From an interview of Tim Meyers, a retired cinema worker, conducted by Sebastian Becerra for the first issue of the zine Cashiers du Cinéma in August 2023.
sebastian becerra: When did you start working at movie theaters, Tim?
tim meyers: July 1971. Hillside Theater, in Hillside, Illinois. It was my neighborhood theater. One big screen. 1,437 seats.
becerra: How did your impression of the theater change while you worked there?
meyers: The theater that I worked at was the new one, the flagship one. The other theaters were old theaters that they had gotten from Warner Brothers when they broke up the monopoly and sold the theaters. With those theaters came two employees who had worked for Warner Brothers. When I started there in 1971 they were old men but they had grown up through the movies there. One, Mr. Wheeler, had retired, but the one I worked with, Mr. Kennedy, became a good friend. Mr. Kennedy worked in the movies before there was even sound. He would tell me that they wore uniforms, they had to stand at attention, and that there was an inspection of the ushers. It was like an army of ushers. He came from that so he was very strict. We had to make sure the movies started every two hours on the dot. If you got too far behind—if you ended up past midnight—you were dead because the projectionist would charge double time and a whole shift if they stayed a minute past midnight.
becerra: Was that all on you as an usher?

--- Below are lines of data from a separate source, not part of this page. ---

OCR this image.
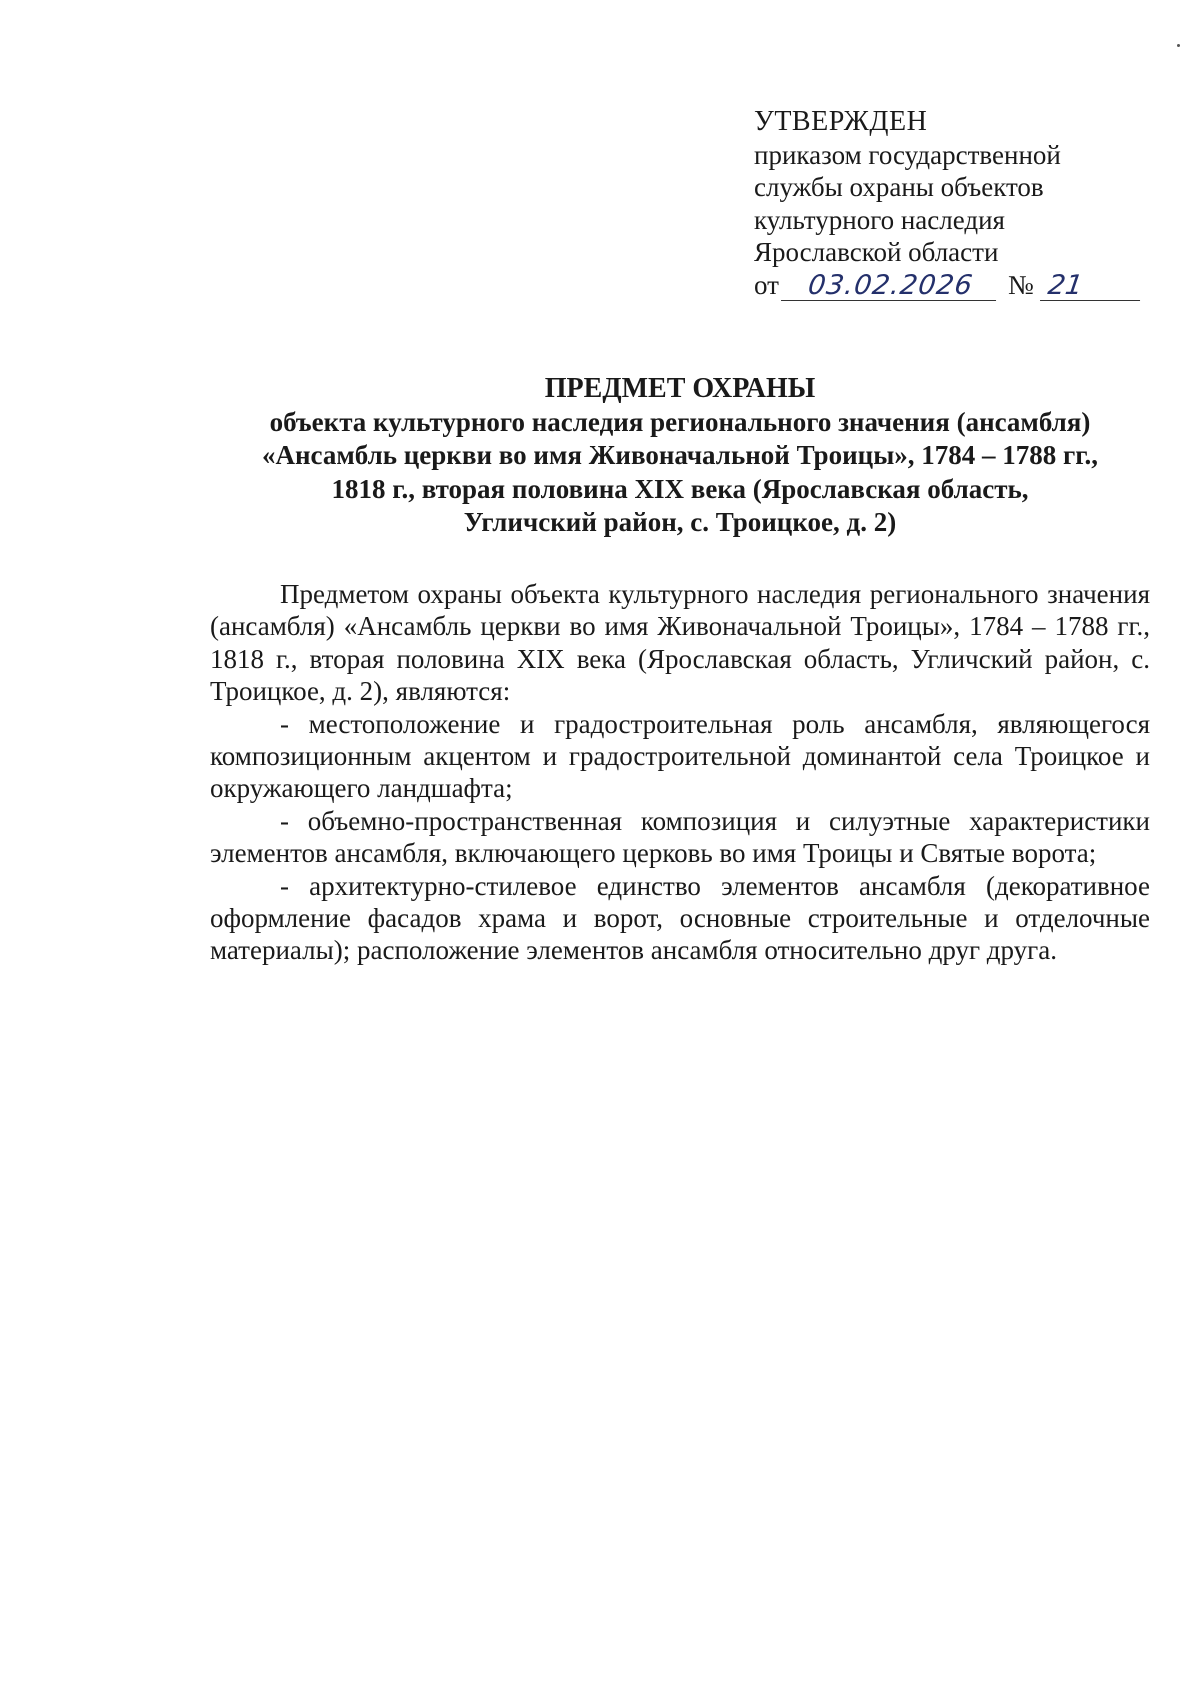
УТВЕРЖДЕН
приказом государственной
службы охраны объектов
культурного наследия
Ярославской области
от	03.02.2026	№ 21
ПРЕДМЕТ ОХРАНЫ
объекта культурного наследия регионального значения (ансамбля)
«Ансамбль церкви во имя Живоначальной Троицы», 1784 – 1788 гг.,
1818 г., вторая половина XIX века (Ярославская область,
Угличский район, с. Троицкое, д. 2)

Предметом охраны объекта культурного наследия регионального значения (ансамбля) «Ансамбль церкви во имя Живоначальной Троицы», 1784 – 1788 гг., 1818 г., вторая половина XIX века (Ярославская область, Угличский район, с. Троицкое, д. 2), являются:

- местоположение и градостроительная роль ансамбля, являющегося композиционным акцентом и градостроительной доминантой села Троицкое и окружающего ландшафта;

- объемно-пространственная композиция и силуэтные характеристики элементов ансамбля, включающего церковь во имя Троицы и Святые ворота;

- архитектурно-стилевое единство элементов ансамбля (декоративное оформление фасадов храма и ворот, основные строительные и отделочные материалы); расположение элементов ансамбля относительно друг друга.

meyers: It was all on us kids who were making $1.25 an hour! The projectionists made $27.50 which was like a lot of money in 1971! It was honestly a very corrupt union. If you charged $1.50 a ticket you had one projectionist and if you charged $2.50 you had to have two for the same job. Most of the time one of them wouldn’t be there. It was completely mobbed up, that union.
becerra: Was that a Chicago thing?
meyers: Oh yeah. Chicago for sure. The names of the projectionists were the same names of the gangsters you’d read in the newspapers!
becerra: Did you guys have time to get into any mischief there?
meyers: Oh, all the time, of course. I liked to explore the movie palaces. There was a theater, The Tivoli, in Downers Grove. It’s still there. You could climb up all the way in the back behind the screen and get up into the ceiling; you could look down into the audience. There was a theater called the Little Giant of the Loop that had about five hundred seats and was right next to the Chicago Theater. The union would make you run movies there starting at nine in the morning. I would go in at eight-thirty for the screening room and the manager would go up and say, “Okay, we’re gonna have a special screening! I hope you guys like it!” to an audience of sleeping people and I would write my little report. Who goes at nine in the morning to a movie?
becerra: Could you envision a life where you kept working at movie theaters? What would’ve been the ideal path?
meyers: No, I couldn’t. I had my ideal life. . . . The theaters in Chicago were incredible. I would lay in bed at night and think, Instead of counting sheep, I could count movie theaters.
becerra: Now how many of those are left?
meyers: One, maybe two. And they’re like “art centers,” you know? They’re not movie theaters anymore. It’s a shame how exhibition has become so institutionalized. You used to be like, “Let’s just go to the movie. It probably starts at two o’clock. If not, we’ll wait around.” You know? You didn’t have to go and look in the paper and be like, “Oh, it starts at four o’clock, seven-forty-five, and midnight. Oh, and with a lecture! And with a Q&A!” It’s like going to a school! It’s supposed to be entertainment.
I think people would rather just go to the movies. I don’t think they need to have the lecture or the book signing and all the stuff that they do in coordination with opening a freaking movie. If the director doesn’t tell me what he’s going to tell me during the movie, he doesn’t get to explain it after that.
Kids’ shows, even! Kids’ shows—you would dump your kids off at the theater, the kids would DESTROY the theater—candy and shit all over the place—and they would go home and have that memory forever. Now it’s like they have to go there at a certain time with an advance ticket and their assigned seat and a person comes and explains to them about the theater. I don’t need a lecture, it’s the movies.
becerra: Well, if you work at a movie theater long enough you start to feel a certain ownership over other movie theaters—
meyers: I remember one night I was managing the Carnegie in Chicago and the usher didn’t show up. He finally called and said he was in jail! I had to take petty cash and go to the jail, get the kid out, and get him back there by the time the evening show started. It wasn’t the first time a manager bailed out an usher. Over the years you see so much.
becerra: It sounds like the projectionists had a lot more power back in the day.
meyers: Yeah, you would be afraid to be murdered by them. They killed a guy at the Bijou Theater in Chicago. It was a porn theater. They didn’t have a union projectionist and the guy was murdered.
becerra: The non-union projectionist?
meyers: The owner was murdered. I can’t remember exactly. And during the day, too.